I’m not saying this is the reason for the disparity, but it’s odd it wasn’t addressed.
-
The funniest thing I read today
From Time Magazine no less
Like all language or thought police, the nigger-nazis are humorless snobs who dream of a world without toilets.
-
Your tax dollars at work
In Lilburn in this case:
Shut up and drink, Lilburn bar patrons told
…
Earlier, the city outlawed pool — the game that spelled trouble in the musical “The Music Man” — in its watering holes. Now it’s also barring karaoke and just about any other party game from places that serve alcohol.America is getting ridiculous at an increasing rate. However, my zoning for no-children idea is gaining good feedback in my informal polls.
-
An interesting movie
I finally finished watching the documentary Bastards of the Party, an interesting history of gang activity in Los Angeles from the 40s to the present day.
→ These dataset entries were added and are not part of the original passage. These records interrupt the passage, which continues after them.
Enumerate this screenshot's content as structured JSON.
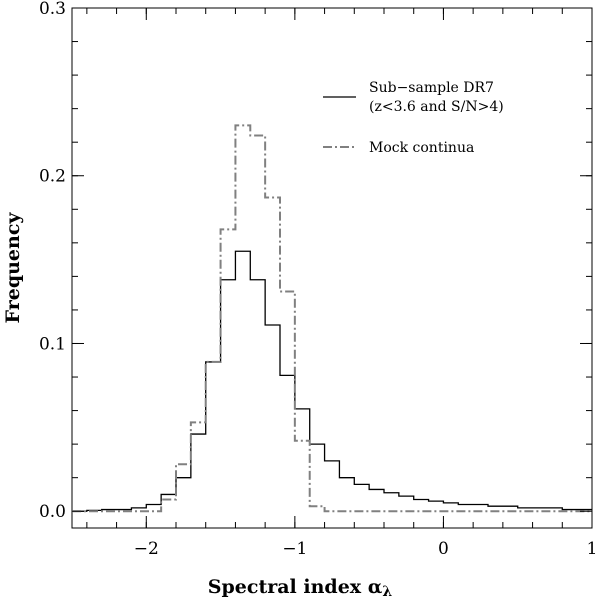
{
  "chart_data": {
    "type": "line",
    "title": "",
    "xlabel": "Spectral index α",
    "xlabel_subscript": "λ",
    "ylabel": "Frequency",
    "xlim": [
      -2.5,
      1.0
    ],
    "ylim": [
      -0.01,
      0.3
    ],
    "x_ticks": [
      -2,
      -1,
      0,
      1
    ],
    "x_tick_labels": [
      "−2",
      "−1",
      "0",
      "1"
    ],
    "y_ticks": [
      0.0,
      0.1,
      0.2,
      0.3
    ],
    "y_tick_labels": [
      "0.0",
      "0.1",
      "0.2",
      "0.3"
    ],
    "grid": false,
    "legend_position": "top-right",
    "bin_edges": [
      -2.5,
      -2.4,
      -2.3,
      -2.2,
      -2.1,
      -2.0,
      -1.9,
      -1.8,
      -1.7,
      -1.6,
      -1.5,
      -1.4,
      -1.3,
      -1.2,
      -1.1,
      -1.0,
      -0.9,
      -0.8,
      -0.7,
      -0.6,
      -0.5,
      -0.4,
      -0.3,
      -0.2,
      -0.1,
      0.0,
      0.1,
      0.2,
      0.3,
      0.4,
      0.5,
      0.6,
      0.7,
      0.8,
      0.9,
      1.0
    ],
    "series": [
      {
        "name": "Sub−sample DR7",
        "name_line2": "(z<3.6 and S/N>4)",
        "style": "solid",
        "color": "#000000",
        "values": [
          0.0,
          0.0005,
          0.001,
          0.001,
          0.002,
          0.004,
          0.01,
          0.02,
          0.046,
          0.089,
          0.138,
          0.155,
          0.138,
          0.111,
          0.081,
          0.061,
          0.04,
          0.03,
          0.02,
          0.016,
          0.013,
          0.011,
          0.009,
          0.007,
          0.006,
          0.005,
          0.004,
          0.004,
          0.003,
          0.003,
          0.002,
          0.002,
          0.002,
          0.001,
          0.001
        ]
      },
      {
        "name": "Mock continua",
        "style": "dash-dot",
        "color": "#808080",
        "values": [
          0.0,
          0.0,
          0.0,
          0.0,
          0.0,
          0.0,
          0.007,
          0.028,
          0.053,
          0.089,
          0.168,
          0.23,
          0.224,
          0.187,
          0.131,
          0.042,
          0.003,
          0.0,
          0.0,
          0.0,
          0.0,
          0.0,
          0.0,
          0.0,
          0.0,
          0.0,
          0.0,
          0.0,
          0.0,
          0.0,
          0.0,
          0.0,
          0.0,
          0.0,
          0.0
        ]
      }
    ]
  }
}
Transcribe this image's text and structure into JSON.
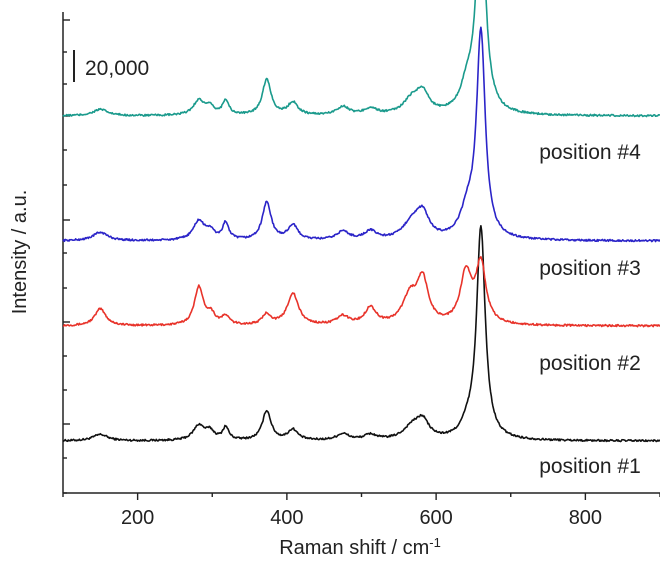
{
  "chart_data": {
    "type": "line",
    "xlabel": "Raman shift / cm",
    "xlabel_sup": "-1",
    "ylabel": "Intensity / a.u.",
    "xlim": [
      100,
      900
    ],
    "x_ticks": [
      200,
      400,
      600,
      800
    ],
    "x_tick_labels": [
      "200",
      "400",
      "600",
      "800"
    ],
    "scale_bar_label": "20,000",
    "y_axis_numbers": false,
    "series": [
      {
        "name": "position #1",
        "color": "#111111",
        "peaks": [
          {
            "x": 150,
            "h": 0.06,
            "w": 12
          },
          {
            "x": 282,
            "h": 0.14,
            "w": 9
          },
          {
            "x": 297,
            "h": 0.08,
            "w": 7
          },
          {
            "x": 318,
            "h": 0.12,
            "w": 5
          },
          {
            "x": 373,
            "h": 0.28,
            "w": 7
          },
          {
            "x": 408,
            "h": 0.1,
            "w": 8
          },
          {
            "x": 475,
            "h": 0.06,
            "w": 10
          },
          {
            "x": 512,
            "h": 0.05,
            "w": 10
          },
          {
            "x": 568,
            "h": 0.12,
            "w": 14
          },
          {
            "x": 582,
            "h": 0.16,
            "w": 10
          },
          {
            "x": 642,
            "h": 0.1,
            "w": 10
          },
          {
            "x": 660,
            "h": 2.0,
            "w": 7
          }
        ]
      },
      {
        "name": "position #2",
        "color": "#e8332a",
        "peaks": [
          {
            "x": 150,
            "h": 0.16,
            "w": 9
          },
          {
            "x": 282,
            "h": 0.36,
            "w": 7
          },
          {
            "x": 298,
            "h": 0.1,
            "w": 7
          },
          {
            "x": 318,
            "h": 0.08,
            "w": 6
          },
          {
            "x": 373,
            "h": 0.1,
            "w": 7
          },
          {
            "x": 408,
            "h": 0.3,
            "w": 9
          },
          {
            "x": 475,
            "h": 0.08,
            "w": 10
          },
          {
            "x": 512,
            "h": 0.16,
            "w": 9
          },
          {
            "x": 565,
            "h": 0.26,
            "w": 12
          },
          {
            "x": 582,
            "h": 0.4,
            "w": 9
          },
          {
            "x": 640,
            "h": 0.48,
            "w": 9
          },
          {
            "x": 660,
            "h": 0.56,
            "w": 8
          }
        ]
      },
      {
        "name": "position #3",
        "color": "#2b24c8",
        "peaks": [
          {
            "x": 150,
            "h": 0.08,
            "w": 12
          },
          {
            "x": 282,
            "h": 0.18,
            "w": 9
          },
          {
            "x": 297,
            "h": 0.08,
            "w": 7
          },
          {
            "x": 318,
            "h": 0.16,
            "w": 5
          },
          {
            "x": 373,
            "h": 0.36,
            "w": 7
          },
          {
            "x": 408,
            "h": 0.14,
            "w": 8
          },
          {
            "x": 475,
            "h": 0.08,
            "w": 10
          },
          {
            "x": 512,
            "h": 0.08,
            "w": 10
          },
          {
            "x": 568,
            "h": 0.16,
            "w": 14
          },
          {
            "x": 582,
            "h": 0.22,
            "w": 10
          },
          {
            "x": 642,
            "h": 0.24,
            "w": 11
          },
          {
            "x": 660,
            "h": 1.94,
            "w": 7
          }
        ]
      },
      {
        "name": "position #4",
        "color": "#1a9a8c",
        "peaks": [
          {
            "x": 150,
            "h": 0.06,
            "w": 12
          },
          {
            "x": 282,
            "h": 0.14,
            "w": 9
          },
          {
            "x": 297,
            "h": 0.07,
            "w": 7
          },
          {
            "x": 318,
            "h": 0.14,
            "w": 5
          },
          {
            "x": 373,
            "h": 0.34,
            "w": 7
          },
          {
            "x": 408,
            "h": 0.12,
            "w": 8
          },
          {
            "x": 475,
            "h": 0.08,
            "w": 10
          },
          {
            "x": 512,
            "h": 0.06,
            "w": 10
          },
          {
            "x": 568,
            "h": 0.14,
            "w": 14
          },
          {
            "x": 582,
            "h": 0.18,
            "w": 10
          },
          {
            "x": 642,
            "h": 0.24,
            "w": 11
          },
          {
            "x": 660,
            "h": 2.1,
            "w": 7
          }
        ]
      }
    ]
  }
}
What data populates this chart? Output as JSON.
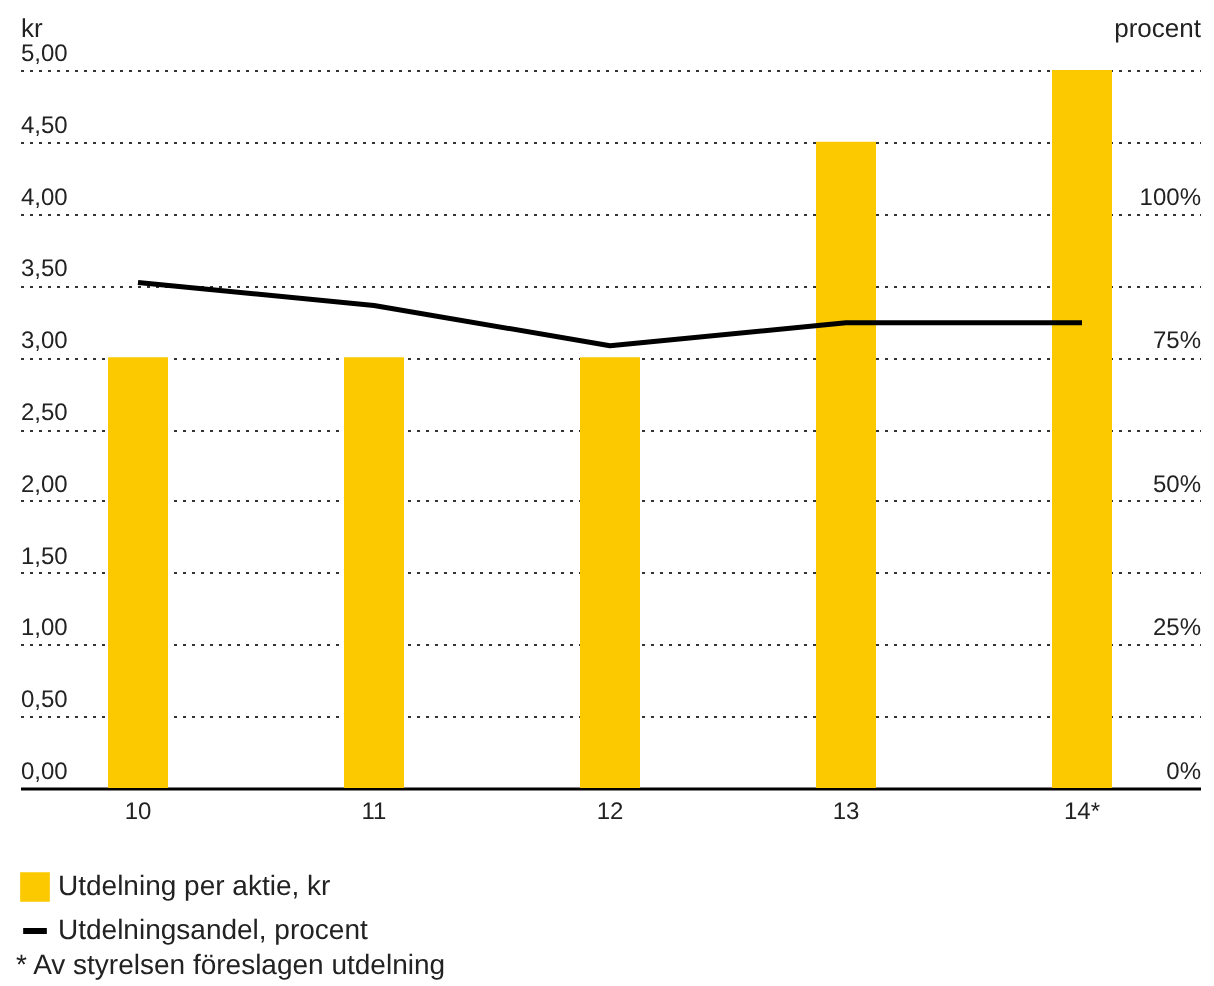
{
  "chart_data": {
    "type": "bar",
    "ylabel": "kr",
    "y2label": "procent",
    "categories": [
      "10",
      "11",
      "12",
      "13",
      "14*"
    ],
    "series": [
      {
        "name": "Utdelning per aktie, kr",
        "color": "#fcc800",
        "values": [
          3.0,
          3.0,
          3.0,
          4.5,
          5.0
        ]
      },
      {
        "name": "Utdelningsandel, procent",
        "type": "line",
        "axis": "y2",
        "color": "#000000",
        "values": [
          88,
          84,
          77,
          81,
          81
        ]
      }
    ],
    "ylim": [
      0,
      5
    ],
    "yticks": [
      {
        "value": 0,
        "label": "0,00"
      },
      {
        "value": 0.5,
        "label": "0,50"
      },
      {
        "value": 1,
        "label": "1,00"
      },
      {
        "value": 1.5,
        "label": "1,50"
      },
      {
        "value": 2,
        "label": "2,00"
      },
      {
        "value": 2.5,
        "label": "2,50"
      },
      {
        "value": 3,
        "label": "3,00"
      },
      {
        "value": 3.5,
        "label": "3,50"
      },
      {
        "value": 4,
        "label": "4,00"
      },
      {
        "value": 4.5,
        "label": "4,50"
      },
      {
        "value": 5,
        "label": "5,00"
      }
    ],
    "y2lim": [
      0,
      125
    ],
    "y2ticks": [
      {
        "value": 0,
        "label": "0%"
      },
      {
        "value": 25,
        "label": "25%"
      },
      {
        "value": 50,
        "label": "50%"
      },
      {
        "value": 75,
        "label": "75%"
      },
      {
        "value": 100,
        "label": "100%"
      }
    ],
    "grid": "y",
    "legend": "bottom",
    "annotations": [
      "* Av styrelsen föreslagen utdelning"
    ]
  }
}
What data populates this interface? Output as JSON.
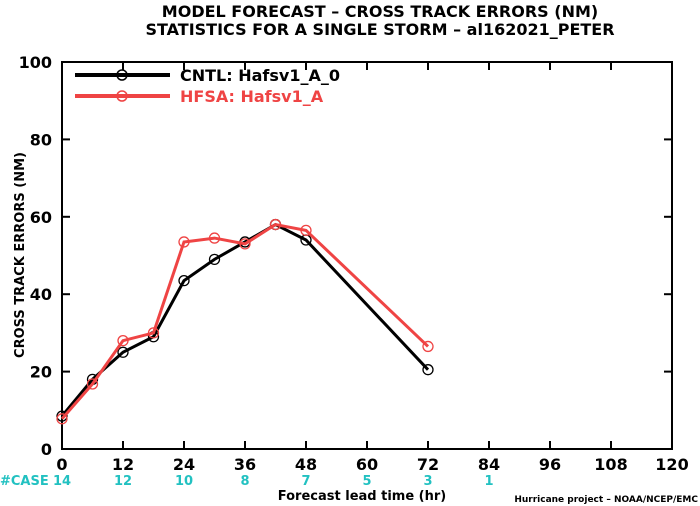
{
  "chart_data": {
    "type": "line",
    "title_line1": "MODEL FORECAST – CROSS TRACK ERRORS (NM)",
    "title_line2": "STATISTICS FOR A SINGLE STORM – al162021_PETER",
    "xlabel": "Forecast lead time (hr)",
    "ylabel": "CROSS TRACK ERRORS (NM)",
    "xlim": [
      0,
      120
    ],
    "ylim": [
      0,
      100
    ],
    "x_ticks": [
      "0",
      "12",
      "24",
      "36",
      "48",
      "60",
      "72",
      "84",
      "96",
      "108",
      "120"
    ],
    "y_ticks": [
      "0",
      "20",
      "40",
      "60",
      "80",
      "100"
    ],
    "case_label": "#CASE",
    "cases": [
      {
        "x": 0,
        "n": "14"
      },
      {
        "x": 12,
        "n": "12"
      },
      {
        "x": 24,
        "n": "10"
      },
      {
        "x": 36,
        "n": "8"
      },
      {
        "x": 48,
        "n": "7"
      },
      {
        "x": 60,
        "n": "5"
      },
      {
        "x": 72,
        "n": "3"
      },
      {
        "x": 84,
        "n": "1"
      }
    ],
    "series": [
      {
        "name": "CNTL: Hafsv1_A_0",
        "color": "#000000",
        "x": [
          0,
          6,
          12,
          18,
          24,
          30,
          36,
          42,
          48,
          72
        ],
        "y": [
          8.5,
          18,
          25,
          29,
          43.5,
          49,
          53.5,
          58,
          54,
          20.5
        ]
      },
      {
        "name": "HFSA: Hafsv1_A",
        "color": "#ef4444",
        "x": [
          0,
          6,
          12,
          18,
          24,
          30,
          36,
          42,
          48,
          72
        ],
        "y": [
          7.8,
          16.8,
          28,
          30,
          53.5,
          54.5,
          53,
          58,
          56.5,
          26.5
        ]
      }
    ],
    "legend_position": "top-left",
    "grid": false,
    "credit": "Hurricane project – NOAA/NCEP/EMC",
    "case_color": "#22c1c1"
  }
}
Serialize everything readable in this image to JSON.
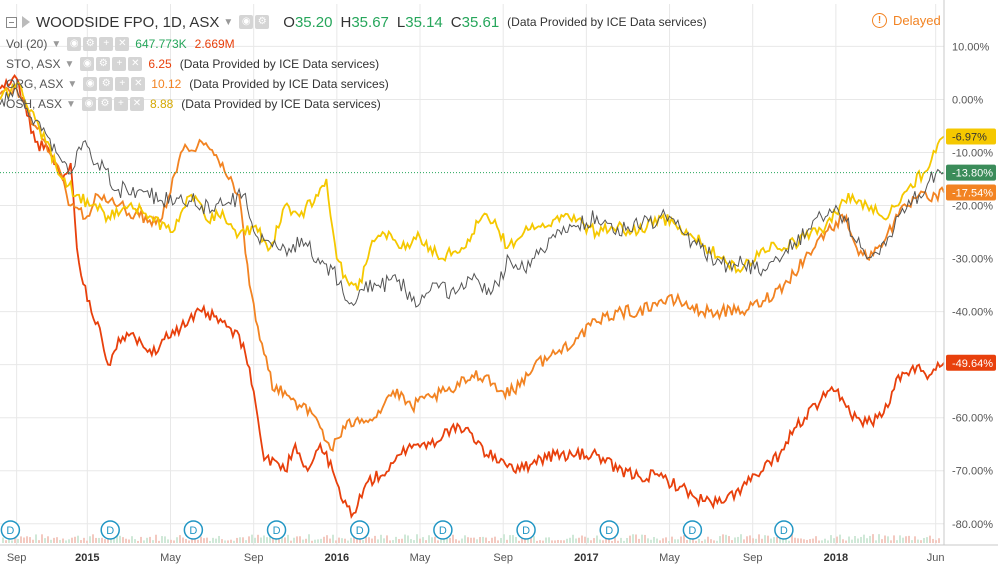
{
  "header": {
    "symbol": "WOODSIDE FPO, 1D, ASX",
    "o_label": "O",
    "o_value": "35.20",
    "h_label": "H",
    "h_value": "35.67",
    "l_label": "L",
    "l_value": "35.14",
    "c_label": "C",
    "c_value": "35.61",
    "provider": "(Data Provided by ICE Data services)",
    "delayed": "Delayed"
  },
  "legend": {
    "vol_label": "Vol (20)",
    "vol_value1": "647.773K",
    "vol_value2": "2.669M",
    "rows": [
      {
        "name": "STO, ASX",
        "value": "6.25",
        "note": "(Data Provided by ICE Data services)",
        "color": "#e8400c"
      },
      {
        "name": "ORG, ASX",
        "value": "10.12",
        "note": "(Data Provided by ICE Data services)",
        "color": "#f28322"
      },
      {
        "name": "OSH, ASX",
        "value": "8.88",
        "note": "(Data Provided by ICE Data services)",
        "color": "#f5c800"
      }
    ]
  },
  "colors": {
    "main": "#555555",
    "sto": "#e8400c",
    "org": "#f28322",
    "osh": "#f5c800",
    "grid": "#e8e8e8",
    "up": "#26a65b",
    "dividend": "#2196c4"
  },
  "chart_data": {
    "type": "line",
    "y_axis_unit": "percent change",
    "ylim": [
      -84,
      18
    ],
    "y_ticks": [
      "10.00%",
      "0.00%",
      "-10.00%",
      "-20.00%",
      "-30.00%",
      "-40.00%",
      "-50.00%",
      "-60.00%",
      "-70.00%",
      "-80.00%"
    ],
    "y_tick_values": [
      10,
      0,
      -10,
      -20,
      -30,
      -40,
      -50,
      -60,
      -70,
      -80
    ],
    "x_tick_labels": [
      "Sep",
      "2015",
      "May",
      "Sep",
      "2016",
      "May",
      "Sep",
      "2017",
      "May",
      "Sep",
      "2018",
      "Jun"
    ],
    "x_tick_bold": [
      false,
      true,
      false,
      false,
      true,
      false,
      false,
      true,
      false,
      false,
      true,
      false
    ],
    "x_tick_months": [
      0.6,
      4.0,
      8.0,
      12.0,
      16.0,
      20.0,
      24.0,
      28.0,
      32.0,
      36.0,
      40.0,
      44.8
    ],
    "x_range_months": [
      -0.2,
      45.2
    ],
    "grid": true,
    "dividend_markers": {
      "label": "D",
      "months": [
        0.3,
        5.1,
        9.1,
        13.1,
        17.1,
        21.1,
        25.1,
        29.1,
        33.1,
        37.5
      ]
    },
    "last_value_labels": [
      {
        "series": "OSH, ASX",
        "text": "-6.97%",
        "value": -6.97
      },
      {
        "series": "WOODSIDE FPO",
        "text": "-13.80%",
        "value": -13.8
      },
      {
        "series": "ORG, ASX",
        "text": "-17.54%",
        "value": -17.54
      },
      {
        "series": "STO, ASX",
        "text": "-49.64%",
        "value": -49.64
      }
    ],
    "series": [
      {
        "name": "WOODSIDE FPO",
        "x_months": [
          -0.2,
          0.6,
          1.5,
          2.5,
          3.2,
          3.8,
          4.5,
          5.5,
          6.5,
          7.5,
          8.5,
          9.5,
          10.5,
          11.5,
          12.2,
          12.8,
          13.5,
          14.5,
          15.2,
          15.8,
          16.5,
          17.3,
          18,
          19,
          19.6,
          20.5,
          21.5,
          22.5,
          23.5,
          24.3,
          25,
          25.8,
          26.5,
          27.5,
          28.5,
          29.3,
          30,
          31,
          32,
          32.6,
          33.5,
          34.5,
          35.5,
          36.5,
          37.2,
          38,
          38.6,
          39.3,
          40,
          40.5,
          41,
          41.5,
          42,
          42.5,
          43,
          43.5,
          44,
          44.4,
          44.8,
          45.2
        ],
        "y": [
          -1,
          2,
          -4,
          -10,
          -14,
          -8,
          -12,
          -17,
          -17,
          -19,
          -18,
          -20,
          -20,
          -18,
          -26,
          -27,
          -28,
          -27,
          -31,
          -32,
          -38,
          -36,
          -35,
          -34,
          -38,
          -36,
          -36,
          -34,
          -36,
          -30,
          -32,
          -28,
          -26,
          -24,
          -22,
          -25,
          -24,
          -23,
          -22,
          -25,
          -28,
          -31,
          -31,
          -32,
          -30,
          -27,
          -25,
          -22,
          -20,
          -23,
          -27,
          -30,
          -29,
          -26,
          -22,
          -19,
          -18,
          -16,
          -14,
          -13.8
        ]
      },
      {
        "name": "STO, ASX",
        "x_months": [
          -0.2,
          0.6,
          1.5,
          2.2,
          2.8,
          3.2,
          3.5,
          4,
          4.5,
          5,
          5.5,
          6.5,
          7.3,
          7.8,
          8.5,
          9.5,
          10.5,
          11.5,
          12,
          12.5,
          13,
          13.5,
          14,
          14.6,
          15.2,
          15.8,
          16.3,
          16.8,
          17.5,
          18.5,
          19.5,
          20.5,
          21.5,
          22.5,
          23.2,
          24,
          24.8,
          25.5,
          26.5,
          27.5,
          28.5,
          29.5,
          30.5,
          31.5,
          32.5,
          33.2,
          34,
          34.6,
          35.5,
          36.5,
          37.5,
          38,
          38.5,
          39.5,
          40,
          40.5,
          41,
          41.5,
          42,
          42.5,
          43,
          43.5,
          44,
          44.5,
          44.8,
          45.2
        ],
        "y": [
          2,
          4,
          -8,
          -10,
          -15,
          -12,
          -28,
          -38,
          -42,
          -50,
          -45,
          -45,
          -48,
          -44,
          -43,
          -40,
          -42,
          -46,
          -55,
          -68,
          -68,
          -70,
          -65,
          -70,
          -65,
          -70,
          -76,
          -78,
          -72,
          -70,
          -65,
          -65,
          -62,
          -63,
          -67,
          -68,
          -70,
          -68,
          -67,
          -67,
          -67,
          -70,
          -71,
          -71,
          -73,
          -75,
          -76,
          -76,
          -73,
          -70,
          -66,
          -62,
          -60,
          -56,
          -55,
          -58,
          -60,
          -61,
          -60,
          -58,
          -52,
          -52,
          -50,
          -52,
          -51,
          -49.64
        ]
      },
      {
        "name": "ORG, ASX",
        "x_months": [
          -0.2,
          0.6,
          1.5,
          2.5,
          3.2,
          4,
          4.5,
          5.5,
          6.5,
          7.5,
          8.5,
          9.5,
          10.5,
          11.3,
          11.8,
          12.5,
          13,
          13.5,
          14.3,
          15,
          15.7,
          16.4,
          17,
          17.8,
          18.7,
          19.6,
          20.5,
          21.5,
          22.5,
          23.2,
          23.8,
          24.5,
          25.5,
          26.5,
          27.5,
          28.5,
          29.5,
          30.5,
          31.5,
          32.5,
          33.5,
          34.5,
          35.5,
          36.5,
          37.5,
          38.5,
          39.5,
          40.5,
          41,
          41.5,
          42,
          42.5,
          43,
          43.5,
          44,
          44.5,
          45.2
        ],
        "y": [
          1,
          2,
          -5,
          -12,
          -20,
          -22,
          -18,
          -20,
          -22,
          -23,
          -10,
          -8,
          -12,
          -18,
          -35,
          -48,
          -55,
          -55,
          -58,
          -60,
          -66,
          -62,
          -60,
          -60,
          -55,
          -58,
          -56,
          -55,
          -52,
          -52,
          -55,
          -55,
          -50,
          -48,
          -45,
          -42,
          -40,
          -40,
          -38,
          -38,
          -40,
          -40,
          -40,
          -38,
          -35,
          -30,
          -25,
          -22,
          -28,
          -30,
          -28,
          -25,
          -22,
          -20,
          -18,
          -19,
          -17.54
        ]
      },
      {
        "name": "OSH, ASX",
        "x_months": [
          -0.2,
          0.6,
          1.3,
          2,
          2.8,
          3.5,
          4.2,
          5,
          6,
          7,
          8,
          9,
          9.8,
          10.5,
          11.2,
          12,
          12.8,
          13.5,
          14.2,
          15,
          15.5,
          16,
          16.6,
          17,
          17.6,
          18.2,
          19,
          20,
          21,
          22,
          23,
          23.7,
          24.2,
          25,
          25.8,
          26.6,
          27.5,
          28.5,
          29.5,
          30.5,
          31.5,
          32.5,
          33.5,
          34.5,
          35.5,
          36.5,
          37.5,
          38.5,
          39.5,
          40.2,
          40.8,
          41.5,
          42.2,
          43,
          43.6,
          44.2,
          44.8,
          45.2
        ],
        "y": [
          0,
          3,
          -2,
          -8,
          -15,
          -18,
          -20,
          -22,
          -20,
          -22,
          -25,
          -18,
          -23,
          -21,
          -26,
          -24,
          -28,
          -20,
          -22,
          -18,
          -15,
          -30,
          -35,
          -36,
          -28,
          -25,
          -28,
          -26,
          -30,
          -28,
          -22,
          -24,
          -28,
          -25,
          -24,
          -22,
          -23,
          -25,
          -24,
          -25,
          -22,
          -24,
          -27,
          -30,
          -32,
          -28,
          -28,
          -26,
          -24,
          -20,
          -18,
          -20,
          -22,
          -20,
          -16,
          -14,
          -10,
          -6.97
        ]
      }
    ]
  }
}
It’s not a balanced take and doesn’t pretend to be, which is quite refreshing.
One quibble – the historian explaining the rise of crack traced it back to Iran-Contra and the CIA-crack folklore. I’ve always found this ridiculous. It assumes that the government was that clever (doubtful) and also that no one else would have thought of taking a commodity that sells for five cents in South America and selling it for fifty dollars in the US.
Beyond that though, well worth watching.